Currently co-lead in social enterprise network Bounce Beyond, Adnan is attracted to the concept of cosmo-localism. “It represents something being built on the ground while drawing from the commons of great ideas, practices and blueprints for building things,” she says, referring to both the tangible and the abstract realms. “We’re moving into an era of people power where people can use their potential and make things happen, but we’re still in the early days.”
Correcting the narrative
The media narrative that ordinary people are exposed to is skewed, says Adnan.

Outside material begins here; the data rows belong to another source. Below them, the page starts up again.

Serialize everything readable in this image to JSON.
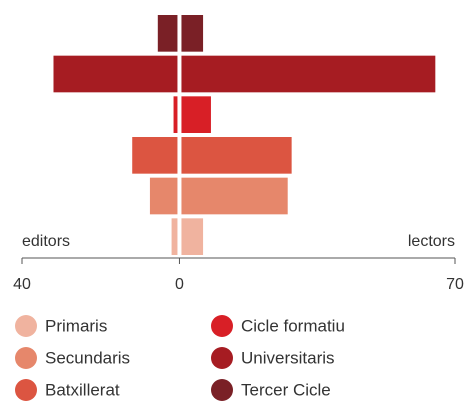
{
  "chart_data": {
    "type": "butterfly",
    "categories": [
      "Primaris",
      "Secundaris",
      "Batxillerat",
      "Cicle formatiu",
      "Universitaris",
      "Tercer Cicle"
    ],
    "colors": [
      "#f0b39f",
      "#e6876b",
      "#dc5541",
      "#d81f26",
      "#a61c22",
      "#7a2026"
    ],
    "series": [
      {
        "name": "editors",
        "values": [
          -2,
          -7.5,
          -12,
          -1.5,
          -32,
          -5.5
        ]
      },
      {
        "name": "lectors",
        "values": [
          6,
          27.5,
          28.5,
          8,
          65,
          6
        ]
      }
    ],
    "xlim": [
      -40,
      70
    ],
    "xticks": [
      {
        "value": -40,
        "label": "40"
      },
      0,
      70
    ]
  }
}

“If you watched certain news channels, you’d believe we are at the verge of war at any time. But this is the story being sold to us based on the media platform’s agenda; it is a construct, not a fact. The fact is that there are many people on the ground working for peace. But if you are not made aware of that, if you are not made aware of the military-industrial complex and its influence on public policy, then you don’t question it when the government makes a case for armed conflict,” explains Adnan, who has worked as a consultant to the World Economic Forum; Indian, Finnish and Danish governments; NATO; the Scottish Executive; and the Institute of Contemporary Arts, amongst others.
That’s why she advocates peace journalism that highlights the work of peacebuilders, volunteers and do-gooders on the ground, and is part of various networks calling for a new socio-economic-political paradigm.
One of them is FemmeQ, a community of thought leaders, changemakers and activists committed to developing systems based on feminine intelligence, using values such as regeneration and collaboration for global good. Adnan will speak on ‘The Politics of Waking Up’ at the annual FemmeQ summit in Costa Rica next month.
The talk is based on her upcoming book that offers a new political system to decentralise power away from politicians and empower common people. “Instead of allowing the 2% who control politics to dominate the discourse, it’s more effective if you build a parallel system – a people-power system – that represents those at the grassroots, and builds relationships based on what unites people,” she says.
“I’m not talking about creating a pressure group, but a new economy, where people come together to grow,” she clarifies. “You have to show politicians your strength as a popular voice. Then the politicians will come to you, automatically.”
Adnan firmly believes that a new kind of politics and a new and more efficient system of democracy is possible. “It is happening already,” she says. “And we need to accelerate it.”